For people with early-stage bladder cancer, an immunotherapy called BCG has been the standard treatment for more than 30 years. It was approved by the FDA in 1990 — it was, in fact, the first ever cancer immunotherapy to be approved — yet scientists still don’t fully understand why the treatment works.
A new study published July 17 in the journal Proceedings of the National Academy of Sciences (PNAS) by researchers at Memorial Sloan Kettering clarifies BCG’s mechanism of action. In the process, it overturns some long-standing dogma.
“BCG therapy is arguably one of the most successful immunotherapies for cancer,” says physician-scientist Michael Glickman, Director of the newly created Center for Experimental Immuno-Oncology (EIO) at MSK. “But we need to understand how it works if we’re going to make the most of this and other forms of immunotherapy.”
BCG (which stands for bacille Calmette-Guérin) is a weakened strain of the bacterium Mycobacterium bovis, originally developed as a vaccine against tuberculosis. It is injected directly into the bladder wall of patients with bladder cancer that does not involve the bladder muscles. The bacteria infect some of the cancer cells, and the person’s immune system is stimulated to find and kill both infected and uninfected cancer cells.
The standard explanation for how BCG works is that the immune system learns to recognize distinguishing bits of protein, called antigens, found on the bacterium. This is similar to how familiar vaccines against infectious diseases work. But the MSK researchers found that immune cells that recognize BCG antigens are not responsible for the therapy’s effect against cancer. Rather, it’s immune cells that recognize antigens on tumor cells that make the difference.

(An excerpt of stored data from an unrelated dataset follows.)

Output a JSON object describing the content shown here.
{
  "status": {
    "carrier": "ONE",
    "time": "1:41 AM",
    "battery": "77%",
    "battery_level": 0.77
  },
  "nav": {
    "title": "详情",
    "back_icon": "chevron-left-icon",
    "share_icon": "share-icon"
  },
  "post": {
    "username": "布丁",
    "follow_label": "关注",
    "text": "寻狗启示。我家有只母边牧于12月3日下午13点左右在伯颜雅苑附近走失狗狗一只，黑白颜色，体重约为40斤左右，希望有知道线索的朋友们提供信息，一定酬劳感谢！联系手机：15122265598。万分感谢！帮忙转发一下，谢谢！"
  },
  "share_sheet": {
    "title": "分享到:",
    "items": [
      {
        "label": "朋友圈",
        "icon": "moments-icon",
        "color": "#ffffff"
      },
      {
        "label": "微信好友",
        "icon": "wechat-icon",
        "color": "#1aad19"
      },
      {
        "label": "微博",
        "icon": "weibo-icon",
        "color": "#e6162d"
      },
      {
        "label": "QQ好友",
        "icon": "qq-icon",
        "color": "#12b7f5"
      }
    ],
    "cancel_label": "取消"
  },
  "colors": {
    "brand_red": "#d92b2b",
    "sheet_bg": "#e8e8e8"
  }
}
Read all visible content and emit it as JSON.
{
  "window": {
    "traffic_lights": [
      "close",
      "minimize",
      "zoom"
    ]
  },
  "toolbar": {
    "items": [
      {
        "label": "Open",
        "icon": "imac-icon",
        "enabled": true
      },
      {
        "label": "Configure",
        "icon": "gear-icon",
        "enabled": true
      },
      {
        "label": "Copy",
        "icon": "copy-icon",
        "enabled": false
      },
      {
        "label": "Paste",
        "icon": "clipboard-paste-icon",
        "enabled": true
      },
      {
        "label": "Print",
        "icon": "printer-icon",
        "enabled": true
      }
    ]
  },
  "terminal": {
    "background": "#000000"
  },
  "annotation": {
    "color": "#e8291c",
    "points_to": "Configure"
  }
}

The researchers made their discoveries in mice with bladder cancer. They showed that administering BCG to the mice resulted in increased numbers of immune cells called T cells in the tumor. Immunity to this cancer could be transferred from one mouse to another by transferring these T cells — but only if the first mouse had cancer. T cells from mice without cancer that received BCG treatment gave no cancer immunity to the other mouse. This result shows that the immune system is responding to antigens that are specific to tumors, rather than antigens that are specific to BCG.
What’s Old Is New Again
Bacterial therapies for cancer are not new. They go back more than a hundred years to William Coley, whose eponymously named “toxins” were some of the first cancer immunotherapies ever developed. Dr. Coley was a surgeon at Memorial Hospital (then called the New York Cancer Hospital) who noticed that people with cancer who got severe infections sometimes saw their cancers regress. He began administering a vaccine of heat-killed bacteria to patients in the hopes of spurring their immune systems to attack cancer. Dr. Coley had some success with his approach, but the results proved unpredictable and hard to replicate, so his toxins eventually faded from use.
Inspired by Dr. Coley’s work, scientists at MSK continued to research immune-based treatments for cancer. This sustained research effort eventually led to the development of modern forms of immunotherapy, including immune checkpoint inhibitors. These drugs “take the brakes off” T cells and allow them to find and fight cancer cells that display unique neoantigens (those produced as cancers divide and mutate).
“We show that BCG is similar to checkpoint inhibitors in that it works by eliciting an immune response against cancer neoantigens,” says Gil Redelman-Sidi, a physician-scientist who collaborates with Dr. Glickman and is the co-corresponding author on the PNAS paper. “These results bring BCG into the modern world of immunology.”
There are some unique aspects of BCG’s mechanism, too. Unlike checkpoint inhibitors, which seem to rely on a type of T cell called CD8 cells, BCG relies on CD4 cells to eliminate the tumor. The CD4 cells produce a molecule called interferon gamma, which binds to a receptor on tumor cells and kills them. It’s not quite understood how this killing happens, but graduate student Anthony Antonelli, the paper’s first author, is working on this problem now.
BCG treatment does not work for everyone, despite its reliable successes. Dr. Glickman thinks that this new understanding of BCG’s mechanism may help scientists develop biomarkers that could indicate who is likely to benefit from the treatment. “So, for example, if you have CD4 T cells or interferon gamma in your urine or blood, that might identify you as someone who is destined to respond to BCG,” he says.
Extending these mouse findings to humans will be one of the main goals of the Center for Experimental Immuno-Oncology. As a part of this effort, the EIO Center will create a cell bank of immune cells prepared from human tumors. “MSK has a lot of human tumor samples, but what we don’t have is a collection of immune cells from tumors treated with different therapies,” Dr. Glickman says. “This bank will be a valuable asset for researchers who want to extend their laboratory findings to people with cancer.”